While the Piazza Pretoria equates the central point of Palermo, where the famous Pretoria Fountain complete with nude figurines takes center stage, the Quattro Canti is at the original heart of the city. This ancient square is where the main roads of the Corso Vittorio Emanuele and Via Maqueda diverge and divided the town into quarters. It is here that one of the most impressive structures in Palermo lies, at least internationally, the Palazzo dei Normanni, which is now where the Sicilian parliament resides. This Arab-Norman palace has been rebuilt significantly from the outside but inside is made spectacular by the unbelievable mosaics which cover the walls and ceiling of the Cappella Palatina and the old Royal Apartments.

Other places of interest to visit are the Museo Archeologico Regionale with its Greek and Roman artifacts, the Galleria Regionale within the Gothic-styled Palazzo Abatellis which exhibits a host of masterpieces, and for music lovers there is the Teatro Massimo. Finally finished in 1897, after 22 years of construction, it is the largest opera house in Italy.

For a truly spanish-tingling treat however, the Capuchin Catacombs offer something a little more macabre. Situated under the monastery of the same name, it is home to over 8000 mummified cadavers which line the walls in a state of lifelike suspension. The effect is due to the special conservative used to freeze the corpses, although some have fared better then others. Some of the bodies date back to the 16th century, but the last person to be buried there was a 2-year-old called Rosalia Lombaro in 1920 who the locals have nicknamed "Sleeping Beauty". It is open daily between 9 am-12 noon and 3 pm-5pm.

After all that sight-seeing, a leisurely trip to the beach may well be in order and on the north coast of Sicily the choice is fantastic. The chance to wade in mesmerizing, warm blue waters and lay out on soft, golden sands in the glorious Sicily weather is guaranteed along the north coast .. Travel west 12.2km, a journey of around 25 minutes in a Palermo hire car, and you come to the riviera-type resort of Mondello. This pretty seaside location is full of beautiful grand villas, many in the art deco style, and swaying palm trees sat cocooned between the gentle, lulling sea and the majestic mountains of Cape Gallo and Mount Pellegrini. The town has plenty of quaint cafes to find renovation in or for something altogether swankier, there is a beach club with a restaurant located at the end of a pier which treats diners to some spectacular views. To get back to nature, the Capo Gallo National Park provides some fantastic walks with its rocky, lush green beauty and is just a further 20 minute drive north.

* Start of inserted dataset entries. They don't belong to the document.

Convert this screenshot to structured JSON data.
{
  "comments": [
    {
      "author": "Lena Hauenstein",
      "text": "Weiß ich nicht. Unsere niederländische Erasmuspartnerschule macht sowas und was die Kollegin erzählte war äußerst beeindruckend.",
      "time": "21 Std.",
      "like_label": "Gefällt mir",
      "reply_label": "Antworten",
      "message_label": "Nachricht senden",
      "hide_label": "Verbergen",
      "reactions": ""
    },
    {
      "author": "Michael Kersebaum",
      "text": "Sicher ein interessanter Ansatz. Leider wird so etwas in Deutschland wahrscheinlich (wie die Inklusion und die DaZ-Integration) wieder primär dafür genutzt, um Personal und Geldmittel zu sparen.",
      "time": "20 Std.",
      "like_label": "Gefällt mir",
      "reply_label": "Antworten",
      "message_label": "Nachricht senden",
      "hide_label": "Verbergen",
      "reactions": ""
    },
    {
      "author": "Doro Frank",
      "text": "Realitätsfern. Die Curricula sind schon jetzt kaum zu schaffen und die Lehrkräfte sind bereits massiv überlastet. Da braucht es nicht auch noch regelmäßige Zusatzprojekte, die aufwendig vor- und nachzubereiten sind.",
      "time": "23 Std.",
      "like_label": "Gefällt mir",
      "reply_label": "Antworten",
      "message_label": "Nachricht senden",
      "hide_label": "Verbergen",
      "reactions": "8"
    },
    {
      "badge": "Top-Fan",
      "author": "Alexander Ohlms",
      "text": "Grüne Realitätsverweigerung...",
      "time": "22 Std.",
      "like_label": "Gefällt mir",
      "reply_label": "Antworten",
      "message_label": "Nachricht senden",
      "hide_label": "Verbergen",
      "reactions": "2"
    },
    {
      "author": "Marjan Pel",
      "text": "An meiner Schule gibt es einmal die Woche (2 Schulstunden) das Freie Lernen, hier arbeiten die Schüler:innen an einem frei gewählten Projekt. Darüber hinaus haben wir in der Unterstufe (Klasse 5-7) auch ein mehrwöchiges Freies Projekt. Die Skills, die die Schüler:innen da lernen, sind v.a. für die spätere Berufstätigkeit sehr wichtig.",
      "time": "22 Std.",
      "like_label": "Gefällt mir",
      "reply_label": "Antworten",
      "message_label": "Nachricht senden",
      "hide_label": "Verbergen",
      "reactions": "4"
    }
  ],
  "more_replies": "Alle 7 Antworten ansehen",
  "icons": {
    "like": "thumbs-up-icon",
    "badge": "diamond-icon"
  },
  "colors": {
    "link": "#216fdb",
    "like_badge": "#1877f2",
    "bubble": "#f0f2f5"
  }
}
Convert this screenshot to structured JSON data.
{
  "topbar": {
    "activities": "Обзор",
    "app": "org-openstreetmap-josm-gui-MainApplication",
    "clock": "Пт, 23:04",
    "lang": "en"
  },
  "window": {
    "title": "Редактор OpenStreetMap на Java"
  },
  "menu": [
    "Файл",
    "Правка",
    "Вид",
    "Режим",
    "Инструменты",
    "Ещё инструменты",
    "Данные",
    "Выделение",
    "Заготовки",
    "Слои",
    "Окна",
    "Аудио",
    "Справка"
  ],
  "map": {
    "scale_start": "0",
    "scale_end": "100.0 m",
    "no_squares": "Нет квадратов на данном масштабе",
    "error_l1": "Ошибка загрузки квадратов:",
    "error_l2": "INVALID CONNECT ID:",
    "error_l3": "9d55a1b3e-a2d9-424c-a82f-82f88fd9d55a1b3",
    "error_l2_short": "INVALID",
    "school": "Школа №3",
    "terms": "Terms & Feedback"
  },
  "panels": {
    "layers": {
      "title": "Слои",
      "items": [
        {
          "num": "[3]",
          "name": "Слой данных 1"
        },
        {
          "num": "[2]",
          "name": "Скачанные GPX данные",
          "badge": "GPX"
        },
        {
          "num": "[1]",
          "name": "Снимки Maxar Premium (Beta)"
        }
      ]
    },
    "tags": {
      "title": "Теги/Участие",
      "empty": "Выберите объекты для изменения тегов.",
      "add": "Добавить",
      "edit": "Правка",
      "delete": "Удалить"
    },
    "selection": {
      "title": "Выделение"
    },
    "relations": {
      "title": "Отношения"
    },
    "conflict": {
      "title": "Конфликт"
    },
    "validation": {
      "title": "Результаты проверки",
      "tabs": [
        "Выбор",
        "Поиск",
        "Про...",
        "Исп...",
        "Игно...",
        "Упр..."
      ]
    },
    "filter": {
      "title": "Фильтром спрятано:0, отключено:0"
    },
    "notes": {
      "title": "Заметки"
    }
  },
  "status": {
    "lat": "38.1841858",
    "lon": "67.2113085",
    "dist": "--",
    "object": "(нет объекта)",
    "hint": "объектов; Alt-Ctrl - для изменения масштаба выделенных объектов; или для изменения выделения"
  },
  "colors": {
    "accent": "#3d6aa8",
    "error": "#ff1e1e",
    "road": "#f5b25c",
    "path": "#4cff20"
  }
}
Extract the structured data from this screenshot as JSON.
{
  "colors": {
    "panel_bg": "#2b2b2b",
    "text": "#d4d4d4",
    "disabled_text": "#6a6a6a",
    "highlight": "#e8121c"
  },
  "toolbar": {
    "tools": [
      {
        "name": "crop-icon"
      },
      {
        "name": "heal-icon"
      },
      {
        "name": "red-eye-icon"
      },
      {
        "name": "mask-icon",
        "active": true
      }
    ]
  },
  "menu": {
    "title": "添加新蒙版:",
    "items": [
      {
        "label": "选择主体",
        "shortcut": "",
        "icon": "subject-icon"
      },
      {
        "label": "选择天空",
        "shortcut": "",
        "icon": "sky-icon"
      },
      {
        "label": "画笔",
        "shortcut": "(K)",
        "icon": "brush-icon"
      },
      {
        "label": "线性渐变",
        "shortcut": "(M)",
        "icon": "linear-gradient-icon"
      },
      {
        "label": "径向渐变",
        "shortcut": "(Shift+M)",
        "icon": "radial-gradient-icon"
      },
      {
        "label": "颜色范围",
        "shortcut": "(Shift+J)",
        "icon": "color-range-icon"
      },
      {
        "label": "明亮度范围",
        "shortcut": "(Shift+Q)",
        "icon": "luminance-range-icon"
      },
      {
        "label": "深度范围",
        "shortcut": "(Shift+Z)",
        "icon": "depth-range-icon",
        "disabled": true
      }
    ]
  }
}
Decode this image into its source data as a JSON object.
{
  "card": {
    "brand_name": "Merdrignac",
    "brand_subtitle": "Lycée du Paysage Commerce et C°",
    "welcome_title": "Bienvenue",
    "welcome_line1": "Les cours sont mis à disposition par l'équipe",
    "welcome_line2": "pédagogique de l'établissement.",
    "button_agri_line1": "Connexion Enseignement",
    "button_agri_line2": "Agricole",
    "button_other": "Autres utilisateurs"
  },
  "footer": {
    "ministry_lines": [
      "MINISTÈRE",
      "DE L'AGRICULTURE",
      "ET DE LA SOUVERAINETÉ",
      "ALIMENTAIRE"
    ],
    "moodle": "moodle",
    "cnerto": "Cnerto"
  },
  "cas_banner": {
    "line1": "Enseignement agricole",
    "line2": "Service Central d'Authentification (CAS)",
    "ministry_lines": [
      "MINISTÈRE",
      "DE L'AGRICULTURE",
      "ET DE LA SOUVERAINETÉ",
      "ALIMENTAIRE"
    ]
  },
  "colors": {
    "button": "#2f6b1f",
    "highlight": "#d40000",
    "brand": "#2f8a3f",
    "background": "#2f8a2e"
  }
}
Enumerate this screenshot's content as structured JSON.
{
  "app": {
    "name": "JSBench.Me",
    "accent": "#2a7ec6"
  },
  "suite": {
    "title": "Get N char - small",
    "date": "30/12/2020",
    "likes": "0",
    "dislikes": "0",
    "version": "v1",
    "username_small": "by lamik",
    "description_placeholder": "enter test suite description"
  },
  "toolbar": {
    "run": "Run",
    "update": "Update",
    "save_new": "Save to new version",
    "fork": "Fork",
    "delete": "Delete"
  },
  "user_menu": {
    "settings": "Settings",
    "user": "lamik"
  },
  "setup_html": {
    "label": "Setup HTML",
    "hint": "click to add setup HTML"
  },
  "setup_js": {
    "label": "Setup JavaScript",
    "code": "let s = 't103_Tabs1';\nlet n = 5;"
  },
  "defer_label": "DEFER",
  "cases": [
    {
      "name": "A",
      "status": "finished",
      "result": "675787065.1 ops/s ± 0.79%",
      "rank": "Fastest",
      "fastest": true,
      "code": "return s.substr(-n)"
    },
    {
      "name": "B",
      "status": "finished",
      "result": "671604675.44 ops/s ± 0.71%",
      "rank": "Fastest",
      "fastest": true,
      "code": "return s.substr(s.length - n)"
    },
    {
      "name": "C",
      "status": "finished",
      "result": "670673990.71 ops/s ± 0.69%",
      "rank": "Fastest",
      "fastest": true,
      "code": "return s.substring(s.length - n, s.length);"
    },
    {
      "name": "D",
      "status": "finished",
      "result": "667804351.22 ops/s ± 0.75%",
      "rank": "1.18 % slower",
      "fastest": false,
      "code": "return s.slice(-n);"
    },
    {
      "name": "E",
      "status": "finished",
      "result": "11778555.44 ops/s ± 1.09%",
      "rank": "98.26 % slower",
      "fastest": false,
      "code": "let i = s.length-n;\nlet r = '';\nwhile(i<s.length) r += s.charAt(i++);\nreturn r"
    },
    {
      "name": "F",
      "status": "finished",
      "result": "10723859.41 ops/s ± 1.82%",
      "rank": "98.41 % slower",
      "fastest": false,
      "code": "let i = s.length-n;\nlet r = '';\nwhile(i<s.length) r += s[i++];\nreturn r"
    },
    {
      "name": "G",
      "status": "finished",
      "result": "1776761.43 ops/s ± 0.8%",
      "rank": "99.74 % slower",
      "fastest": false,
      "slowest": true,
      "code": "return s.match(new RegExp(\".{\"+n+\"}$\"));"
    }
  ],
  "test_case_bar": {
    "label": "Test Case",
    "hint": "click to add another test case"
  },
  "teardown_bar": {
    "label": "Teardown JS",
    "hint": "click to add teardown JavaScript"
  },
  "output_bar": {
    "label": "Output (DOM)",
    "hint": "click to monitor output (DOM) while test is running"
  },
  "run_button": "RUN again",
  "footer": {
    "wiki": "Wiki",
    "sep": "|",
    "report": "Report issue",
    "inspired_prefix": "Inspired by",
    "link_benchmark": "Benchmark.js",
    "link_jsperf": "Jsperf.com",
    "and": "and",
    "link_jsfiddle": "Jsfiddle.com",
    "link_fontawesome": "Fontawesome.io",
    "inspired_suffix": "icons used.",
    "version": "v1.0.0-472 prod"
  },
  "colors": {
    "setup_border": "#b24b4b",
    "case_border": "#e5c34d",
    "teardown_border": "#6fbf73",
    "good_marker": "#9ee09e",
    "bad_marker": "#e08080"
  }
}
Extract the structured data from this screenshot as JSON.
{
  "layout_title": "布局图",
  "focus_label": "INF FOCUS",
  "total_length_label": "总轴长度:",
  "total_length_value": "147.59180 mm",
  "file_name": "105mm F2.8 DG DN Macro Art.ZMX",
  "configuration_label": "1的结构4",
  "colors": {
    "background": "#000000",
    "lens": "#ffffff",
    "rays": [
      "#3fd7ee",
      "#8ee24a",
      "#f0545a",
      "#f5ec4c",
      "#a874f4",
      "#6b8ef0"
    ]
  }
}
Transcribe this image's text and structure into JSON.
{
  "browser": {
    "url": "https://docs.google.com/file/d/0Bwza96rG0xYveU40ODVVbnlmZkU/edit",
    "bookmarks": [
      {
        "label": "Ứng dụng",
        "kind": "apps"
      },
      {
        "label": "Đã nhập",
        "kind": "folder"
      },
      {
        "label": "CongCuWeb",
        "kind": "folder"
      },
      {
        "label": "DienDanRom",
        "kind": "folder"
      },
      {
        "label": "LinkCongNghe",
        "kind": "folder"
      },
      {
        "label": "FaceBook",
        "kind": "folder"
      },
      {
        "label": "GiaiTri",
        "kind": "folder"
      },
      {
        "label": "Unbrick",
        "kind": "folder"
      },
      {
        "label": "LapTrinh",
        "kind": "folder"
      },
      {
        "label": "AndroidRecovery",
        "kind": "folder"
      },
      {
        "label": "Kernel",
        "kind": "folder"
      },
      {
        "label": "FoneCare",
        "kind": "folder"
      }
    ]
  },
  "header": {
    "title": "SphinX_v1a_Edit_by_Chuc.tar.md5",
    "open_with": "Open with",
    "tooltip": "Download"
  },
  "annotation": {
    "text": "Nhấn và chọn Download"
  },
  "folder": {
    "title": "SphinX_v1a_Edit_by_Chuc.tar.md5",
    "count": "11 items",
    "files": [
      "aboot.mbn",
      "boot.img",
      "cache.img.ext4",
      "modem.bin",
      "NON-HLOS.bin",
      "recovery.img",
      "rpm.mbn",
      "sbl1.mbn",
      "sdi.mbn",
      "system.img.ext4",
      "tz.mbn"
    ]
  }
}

Travel in the other direction, 67km or 55 minutes east from Palermo by car and Cefal offers offers the perfect place for a day trip. More classically Italian in spirit, Cefal bo boasts a colorful beach and a plethora of traditional eateries, while the town's Norman and medieval heritage is still very much in evidence in its narrow winding streets and architectural remnants. The Palermo-Messina trains also stop along this route and buses regularly stop here.

It would be impossible to come to Sicily though and not visit one of nature's biggest attractions. Although Mount Etna is over a 3 hour drive from Palermo, roughly 250km, the chance to see the most active volcano in the world is unmissable. The south side of the mountain is free for all to climb but to get to the very top and stare into the eye of the volcano, a guide is necessary. Here the scenery changes from vines and wooded areas to a spartan wastland of craters and hardened black lava, dotted with snow for much of the year. The result is akin to the conditions on Mars which is why scientists frequently use the area to test robots before they are sent there.

Although it can be done in a day, it is advisable to stop off in nearby Catania for the night and take the opportunity to visit some of the unusual black sandy beaches, a direct result of the resident volcano. Also on the list should be Siracusa, approximately 66km and an hour's drive south. The town itself and the nearby Necropolis of Pantalica are listed as UNESCO world heritage sites, and have some amazing examples of ancient Greek and Roman archaeology.